Hardliners take over
Journalists at Entebbe Airport say Arinaitwe was once again in action there as a sign that the Rapid Response Unit (RRU) was involved. RRU operates under the Chieftaincy of Military Intelligence (CMI) of Brig, James Mugira who answers to the Coordinator of Intelligence Services, Gen. David Tinyefuza. This group is reportedly in continuous feuds with Kayihura for favour from Museveni. They are unhappy that Museveni appears to favour Kayihura. They are angry that Kayihura has hogged all credit for the just ended largely peaceful national elections. It is alleged that during a recent security meeting, they accused Kayihura of fuelling the Walk-to-Work protests by handling it with `kid gloves’. This group had vowed to tame Besigye’s `arrogance’ and make the cost of protests very high. Battering and `humiliating’ Besigye publicly was part of the strategy.
They advised that the NRM should avoid the “mistake” former President Milton Obote made by not arresting Museveni when he threatened rebellion immediately after the 1980 election. Museveni rode on popular belief that the election was rigged in Obote’s favour to launch the five-year bush war that brought him to power. The NRM/security radicals want Besigye locked away to prevent a replay.
They are the reason Inspector of Police Alphonso Mutabazi, who peacefully escorted UPC President Olara Otunnu to work, was swiftly suspended from duty. No known disciplinary action has been taken against the officers who roughed up Besigye and vandalised his car, notably Gilbert Arinaitwe and Turyagumanawe.

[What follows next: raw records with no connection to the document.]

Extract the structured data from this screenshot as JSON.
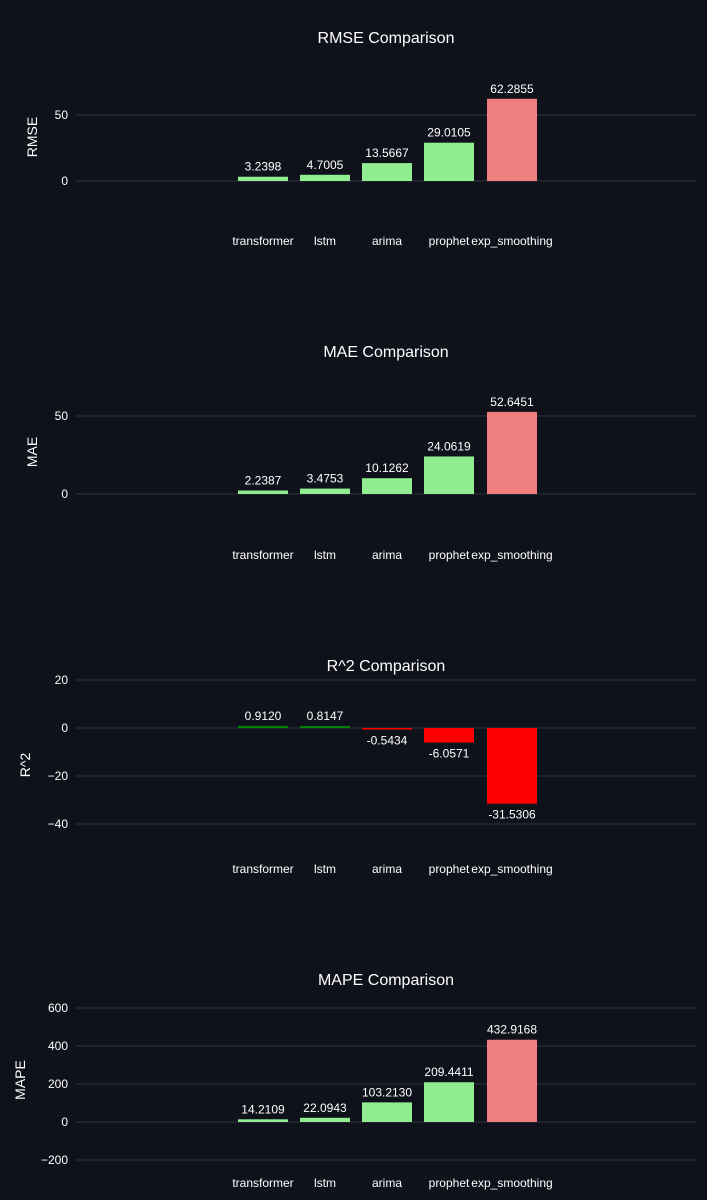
{
  "chart_data": [
    {
      "type": "bar",
      "title": "RMSE Comparison",
      "xlabel": "",
      "ylabel": "RMSE",
      "categories": [
        "transformer",
        "lstm",
        "arima",
        "prophet",
        "exp_smoothing"
      ],
      "values": [
        3.2398,
        4.7005,
        13.5667,
        29.0105,
        62.2855
      ],
      "value_labels": [
        "3.2398",
        "4.7005",
        "13.5667",
        "29.0105",
        "62.2855"
      ],
      "bar_colors": [
        "#90ee90",
        "#90ee90",
        "#90ee90",
        "#90ee90",
        "#f08080"
      ],
      "yticks": [
        0,
        50
      ],
      "ytick_labels": [
        "0",
        "50"
      ],
      "grid": true
    },
    {
      "type": "bar",
      "title": "MAE Comparison",
      "xlabel": "",
      "ylabel": "MAE",
      "categories": [
        "transformer",
        "lstm",
        "arima",
        "prophet",
        "exp_smoothing"
      ],
      "values": [
        2.2387,
        3.4753,
        10.1262,
        24.0619,
        52.6451
      ],
      "value_labels": [
        "2.2387",
        "3.4753",
        "10.1262",
        "24.0619",
        "52.6451"
      ],
      "bar_colors": [
        "#90ee90",
        "#90ee90",
        "#90ee90",
        "#90ee90",
        "#f08080"
      ],
      "yticks": [
        0,
        50
      ],
      "ytick_labels": [
        "0",
        "50"
      ],
      "grid": true
    },
    {
      "type": "bar",
      "title": "R^2 Comparison",
      "xlabel": "",
      "ylabel": "R^2",
      "categories": [
        "transformer",
        "lstm",
        "arima",
        "prophet",
        "exp_smoothing"
      ],
      "values": [
        0.912,
        0.8147,
        -0.5434,
        -6.0571,
        -31.5306
      ],
      "value_labels": [
        "0.9120",
        "0.8147",
        "-0.5434",
        "-6.0571",
        "-31.5306"
      ],
      "bar_colors": [
        "#008000",
        "#008000",
        "#ff0000",
        "#ff0000",
        "#ff0000"
      ],
      "yticks": [
        -40,
        -20,
        0,
        20
      ],
      "ytick_labels": [
        "−40",
        "−20",
        "0",
        "20"
      ],
      "grid": true
    },
    {
      "type": "bar",
      "title": "MAPE Comparison",
      "xlabel": "",
      "ylabel": "MAPE",
      "categories": [
        "transformer",
        "lstm",
        "arima",
        "prophet",
        "exp_smoothing"
      ],
      "values": [
        14.2109,
        22.0943,
        103.213,
        209.4411,
        432.9168
      ],
      "value_labels": [
        "14.2109",
        "22.0943",
        "103.2130",
        "209.4411",
        "432.9168"
      ],
      "bar_colors": [
        "#90ee90",
        "#90ee90",
        "#90ee90",
        "#90ee90",
        "#f08080"
      ],
      "yticks": [
        -200,
        0,
        200,
        400,
        600
      ],
      "ytick_labels": [
        "−200",
        "0",
        "200",
        "400",
        "600"
      ],
      "grid": true
    }
  ]
}
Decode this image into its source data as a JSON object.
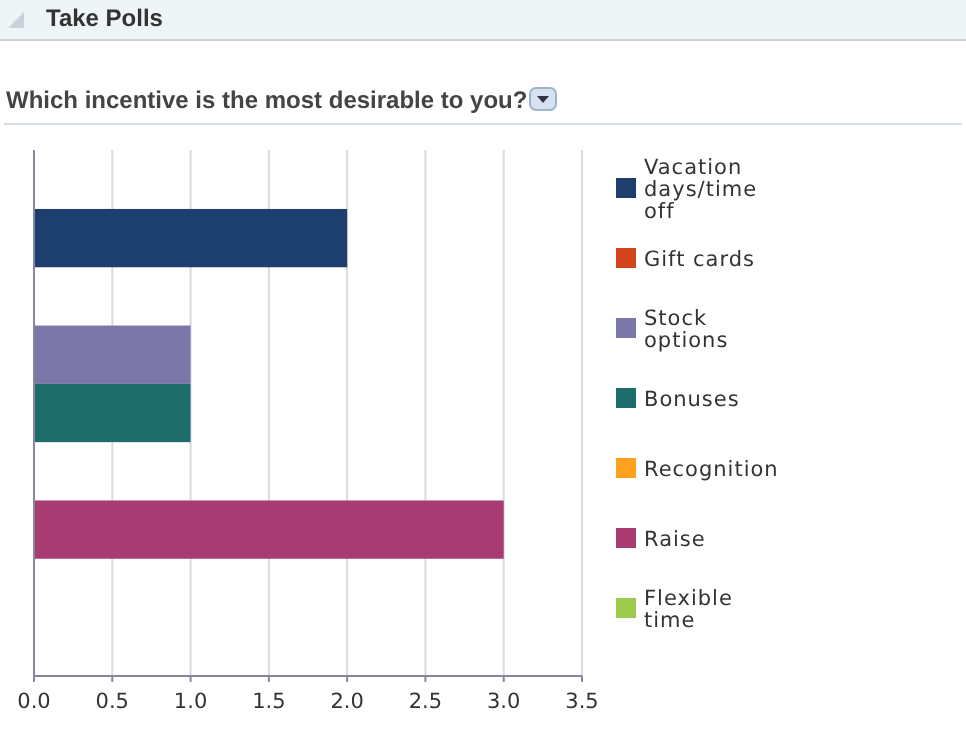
{
  "chart_data": {
    "type": "bar",
    "orientation": "horizontal",
    "title": "Take Polls",
    "subtitle": "Which incentive is the most desirable to you?",
    "categories": [
      null
    ],
    "series": [
      {
        "name": "Vacation days/time off",
        "color": "#1c3f6e",
        "values": [
          2
        ]
      },
      {
        "name": "Gift cards",
        "color": "#d2441c",
        "values": [
          0
        ]
      },
      {
        "name": "Stock options",
        "color": "#7b77a8",
        "values": [
          1
        ]
      },
      {
        "name": "Bonuses",
        "color": "#1d6d6b",
        "values": [
          1
        ]
      },
      {
        "name": "Recognition",
        "color": "#ffa11c",
        "values": [
          0
        ]
      },
      {
        "name": "Raise",
        "color": "#a83c72",
        "values": [
          3
        ]
      },
      {
        "name": "Flexible time",
        "color": "#9ccc4a",
        "values": [
          0
        ]
      }
    ],
    "xlim": [
      0,
      3.5
    ],
    "xticks": [
      {
        "value": 0,
        "label": "0.0"
      },
      {
        "value": 0.5,
        "label": "0.5"
      },
      {
        "value": 1,
        "label": "1.0"
      },
      {
        "value": 1.5,
        "label": "1.5"
      },
      {
        "value": 2,
        "label": "2.0"
      },
      {
        "value": 2.5,
        "label": "2.5"
      },
      {
        "value": 3,
        "label": "3.0"
      },
      {
        "value": 3.5,
        "label": "3.5"
      }
    ],
    "grid": "x",
    "legend": "right"
  }
}
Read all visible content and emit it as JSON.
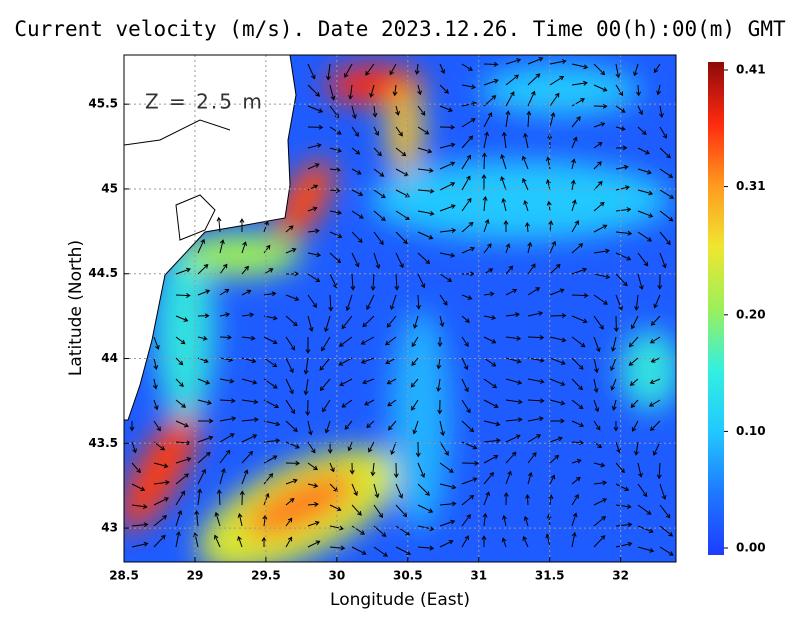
{
  "chart_data": {
    "type": "map",
    "title": "Current velocity (m/s). Date 2023.12.26. Time 00(h):00(m) GMT",
    "annotation": "Z = 2.5 m",
    "xlabel": "Longitude (East)",
    "ylabel": "Latitude (North)",
    "xlim": [
      28.5,
      32.39
    ],
    "xticks": [
      28.5,
      29,
      29.5,
      30,
      30.5,
      31,
      31.5,
      32
    ],
    "ylim": [
      42.8,
      45.79
    ],
    "yticks": [
      43,
      43.5,
      44,
      44.5,
      45,
      45.5
    ],
    "grid": true,
    "colorbar": {
      "lim": [
        0,
        0.41
      ],
      "ticks": [
        {
          "value": 0,
          "label": "0.00"
        },
        {
          "value": 0.1,
          "label": "0.10"
        },
        {
          "value": 0.2,
          "label": "0.20"
        },
        0.31,
        0.41
      ],
      "colormap": [
        "#1e3cff",
        "#1e78ff",
        "#22c8ff",
        "#33f0e0",
        "#9cf05a",
        "#f0e630",
        "#ff9a1e",
        "#ff2a10",
        "#8c0a0a"
      ]
    }
  }
}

Kayihura, who usually commands from the battlefield, was conspicuously absent during the last protests. Other sources say Kayihura was in charge of the operation and that, as Museveni retreated to his country home in Rwakitura to draft his new cabinet, he left orders that Kayihura was in charge of the security. President Museveni says it is Kayihura who alerted him when the first riots broke out in Kisekka Market in downtown Kampala on April 29. But other security bosses reportedly claim he did not involve them fast enough when the demonstrations first broke out.
Whatever the case, President Museveni has spoken to various top opposition leaders including DP President General Norbert Mao, Mukono North MP Betty Nambooze and the Masaka Municipality MP-elect Mathias Mpuuga, who is also the national coordinator of the walk-to-work campaign. Sources say he has dangled juicy posting for them as long as they abandon Besigye “who has nothing to lose and is on a suicide mission”.
The attempt to isolate and discredit Besigye is deliberate.
“Besigye should say, `I failed to be president but if you had voted me, on this question of food price, this is what I would do’,” says Prof. Tarsis Kabwegyere.
“Besigye was the first to attack the security men with a hammer. One of the people in his car attacked the police with pepper spray,” said Minister of State for Internal Affairs, Matia Kasaija. He added: “They (protesters) should not protest on the streets. If they have a contribution to make, they should make it to us and we consider it in parliament.”
It is an ironical demand. In effect, these members of Museveni’s government are saying the opposition politicians must help them to govern. They deliberately forget that the raison d’etre of the opposition is not to help the government in power to govern; rather the opposition should use every lawful opportunity to kick the government out of power.
Museveni did more than that when he took up guns to fight Obote’s government in 1980. Unfortunately, his brutal suppression of lawful opposition has left some in the international community, comparing his regime to the brutal dictator Idi Amin.